I have run just over 70 marathons now. I recently retired after working 40 years in pharmacy. In
2020 I was scheduled to run 7 more but only had a chance to complete one in early February. Most of these they have rolled over to 2021 now all six are scheduled for this fall. I had planned them to be spaced out. Will see what the Pandemic brings this fall. I had trained a lot last year putting on over 4000 miles and not running. I ran the Lake Front Marathon course in October as a Virtual Marathon and ran it in 4:21. My training has backed off a great deal over the winter. Too much ice, snow, and sub zero temperatures have kept me indoors. I am not trained as I was last summer for the Virtual Antarctica Marathon. I plan on running slow to get the distance in.

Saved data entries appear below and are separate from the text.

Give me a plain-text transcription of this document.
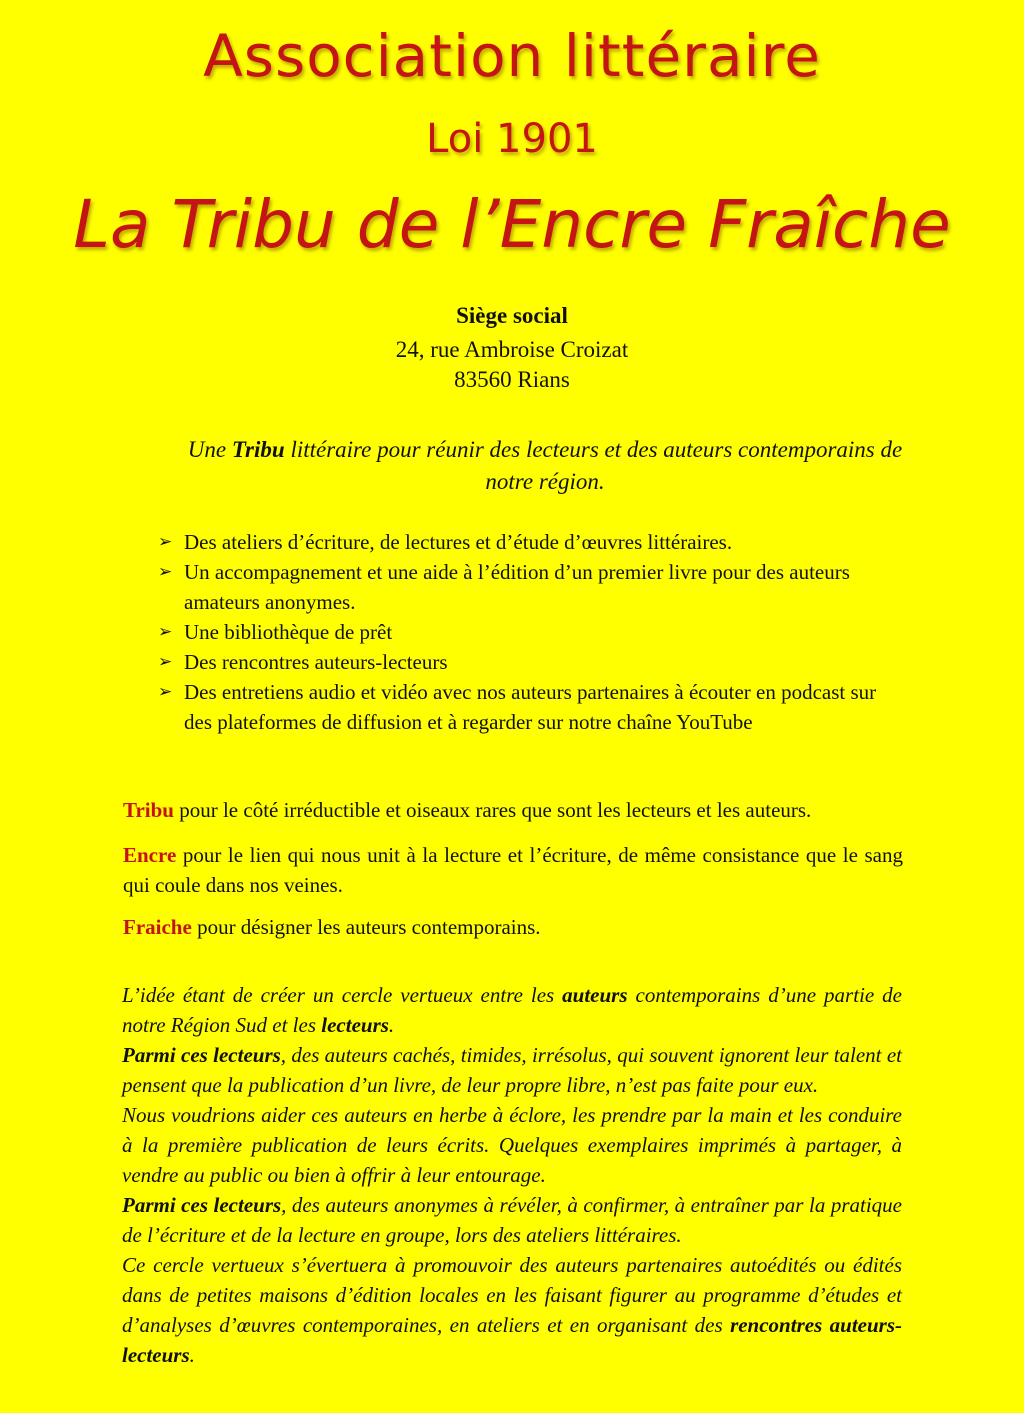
Association littéraire
Loi 1901
La Tribu de l’Encre Fraîche
Siège social
24, rue Ambroise Croizat
83560 Rians
Une Tribu littéraire pour réunir des lecteurs et des auteurs contemporains de notre région.
➢ Des ateliers d’écriture, de lectures et d’étude d’œuvres littéraires.
➢ Un accompagnement et une aide à l’édition d’un premier livre pour des auteurs amateurs anonymes.
➢ Une bibliothèque de prêt
➢ Des rencontres auteurs-lecteurs
➢ Des entretiens audio et vidéo avec nos auteurs partenaires à écouter en podcast sur des plateformes de diffusion et à regarder sur notre chaîne YouTube
Tribu pour le côté irréductible et oiseaux rares que sont les lecteurs et les auteurs.
Encre pour le lien qui nous unit à la lecture et l’écriture, de même consistance que le sang qui coule dans nos veines.
Fraiche pour désigner les auteurs contemporains.

L’idée étant de créer un cercle vertueux entre les auteurs contemporains d’une partie de notre Région Sud et les lecteurs.

Parmi ces lecteurs, des auteurs cachés, timides, irrésolus, qui souvent ignorent leur talent et pensent que la publication d’un livre, de leur propre libre, n’est pas faite pour eux.

Nous voudrions aider ces auteurs en herbe à éclore, les prendre par la main et les conduire à la première publication de leurs écrits. Quelques exemplaires imprimés à partager, à vendre au public ou bien à offrir à leur entourage.

Parmi ces lecteurs, des auteurs anonymes à révéler, à confirmer, à entraîner par la pratique de l’écriture et de la lecture en groupe, lors des ateliers littéraires.

Ce cercle vertueux s’évertuera à promouvoir des auteurs partenaires autoédités ou édités dans de petites maisons d’édition locales en les faisant figurer au programme d’études et d’analyses d’œuvres contemporaines, en ateliers et en organisant des rencontres auteurs-lecteurs.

I have run many half marathons (haven’t kept count) and have run 5 ultra marathon races, the longest being 50 miles.
What is your favorite race and why?
I have been asked that many times and my response is I have three favorite races for different reasons. I always list them like this:
*Antarctica, because of the trip and the pristine conditions, excitement, toughness of the course.
*Great Wall, because of running on the wall, the challenge of the continuous stairs of varying depth and height, and the scenery from on the wall.
*Mount Kilimanjaro, because my son and I climbed to the top together for 5 days before the marathon and I was the Second Overall Male Finisher in the 1998 Marathon. And to add to the excitement of finishing second was the Second Overall Female Finisher was Rita Clark from Green Bay Wisconsin and who was on the other ship (Ioffe) in 1997 in Antarctica. Wisconsin was well represented.
What race did you learn the most about yourself?
I learned the most from my first marathon. I learned that through determination and diligence I could do almost anything. A marathon is not like running a sprint or even a 5K. It takes a continuous, persistent effort, always looking and moving forward toward the goal. The body and mind can withstand many stresses but you can work through them. I have applied this to life in general and it has led me to a successful and happy life.
What word would your friends use to describe you?
Persistent – I keep showing up. I like streaks, like running the Lakefront Marathon every year since 1989, or participating in the American Pharmaceutical Association Annual Meeting every year since 1979. My current running streak is 441 consecutive days. (During the pandemic that is one thing I can do with a mask).